偏偏事不随人愿,她愈想躲初微便靠的愈近,从重华仙境到青山,再到桃花坞,她自打重生后便没断开同初微的联系,也不知是该说造化弄人还是阴差阳错。
快乐只是暂时的,只有痛苦是一辈子的事 。她已经记不起在初微身旁时的欢乐,如今历历在目的,皆是他最后恩断义绝的一剑。
她其实有些不解,为何初微在刺了他一剑后仍能没事人一般同她相处,要是她,见了亲手杀死的人,心里一定会发抖,躲避尚且来不及,绝不会同对方靠的太近。
鱼丸刨坑埋桃花瓣时桃华想了想,她觉得,大概是因为初微认为杀她是理所应当的事,她曾经是祸害三界的叛徒嘛,人人得而诛之,初微可能认为他做的很对,所以对桃华完全没有愧疚或是惧怕之情。

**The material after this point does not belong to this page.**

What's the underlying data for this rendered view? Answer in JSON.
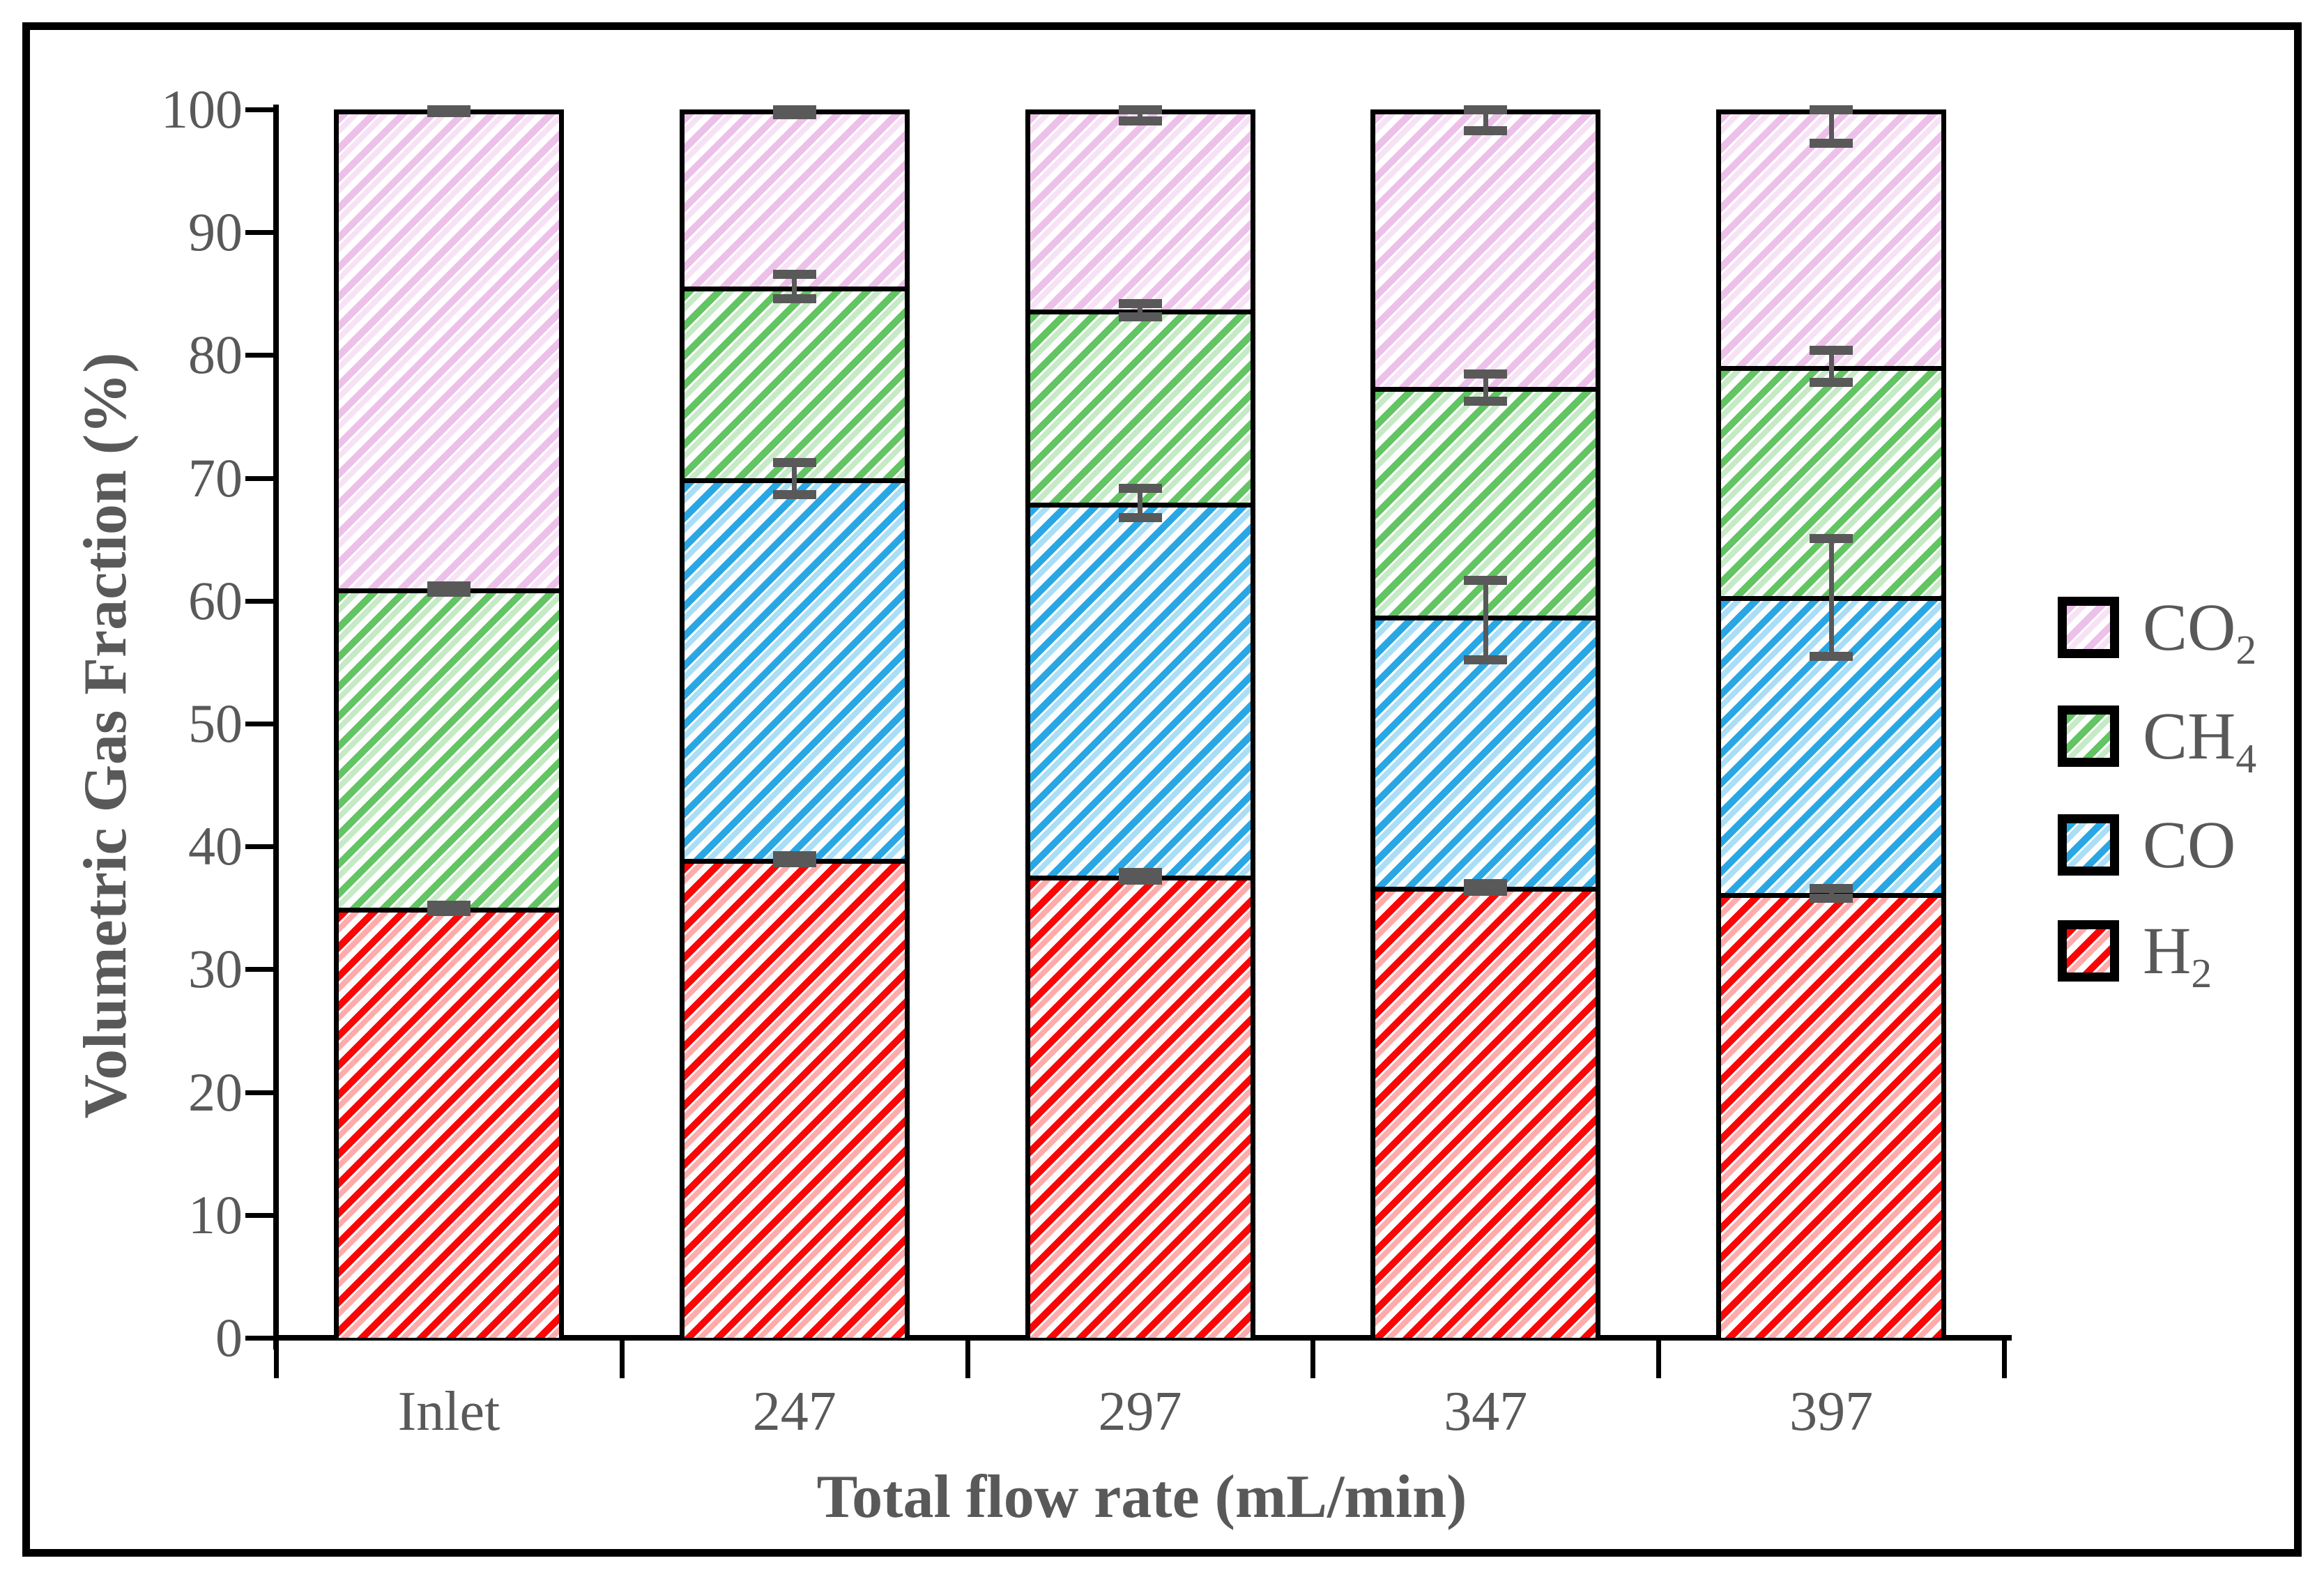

帝君本来就是个极端的人,他对手无缚鸡之力的凡人仁慈,对作恶多端的恶魔也给一次改过自新的机会,唯独对她,不留一丝的情面,说驱逐出师门便驱逐出师门,说杀死凉月剑便嚯嚯向她刺来。他容不得他亲自养大的徒弟叛变仙界,抑或说,他容不得他的徒弟爱上他,被自己教养大的徒弟爱上,这在三界不是件光彩的事。
鱼丸刨第二个坑的时候,桃华握紧拳头下了决心,待缝补完初微的衣衫送往初云天,她便将桃花坞封了,带鱼丸到人间隐居一段时间,顺便摆个算命摊挣点家产,收拾收拾心情再回桃花坞,之后便封山,哪怕是无妄来看她她也不见,从此做一个小隐隐于山的缩头乌龟。
说到无妄她猛然记起,神棍同志曾跟她说过,她复活是季霖用双目双臂换来的。昨日她本打算问青山老母可有法子让季霖重生,结果让一杯酒误了事,可见贪杯误事这一说是有根据的。
鱼丸被早上看到的场景刺激的异常亢奋,埋桃花瓣的坑已然挖了七八个,还未觉得疲惫,卷着袖子便要去挖第九个坑,她觉得下次见到流封有必要让他同鱼丸重新说一遍,不然,桃花坞怕是没有平整的地面了,走路像是在排雷,说不准一个不留神就摔坑里去了。
胸前的伤疤隐隐作痛,该是要变天,现下正处在四季中的夏末,天气说变就变,兴许上一刻烈日当空,下一刻便阴云密布。桃华百无聊赖的在太阳底下翻个身,好让后背也晒一晒。
但胸前的伤疤着实疼的厉害,趴着疼四仰八叉躺着也疼,桃华拢拢衣衫起身,觉得与其这样疼下去,倒不如到无生谷去一趟,仔细问问无妄,究竟有无法子让季霖重生。
空着手去拜访无妄显然不妥,好说歹说他也是上古的大神,门槛高的很,据说找他算一次命要贴上大半的家产。所以桃华便又拔了棵桃树,用术法驱着飞往无生谷,一边走心中还有那么些滴血。
桃花坞的桃树都是她一棵一棵种的,光桃核就洒了几十框,拔桃树好像在拔她的头发,虽然多,但是疼。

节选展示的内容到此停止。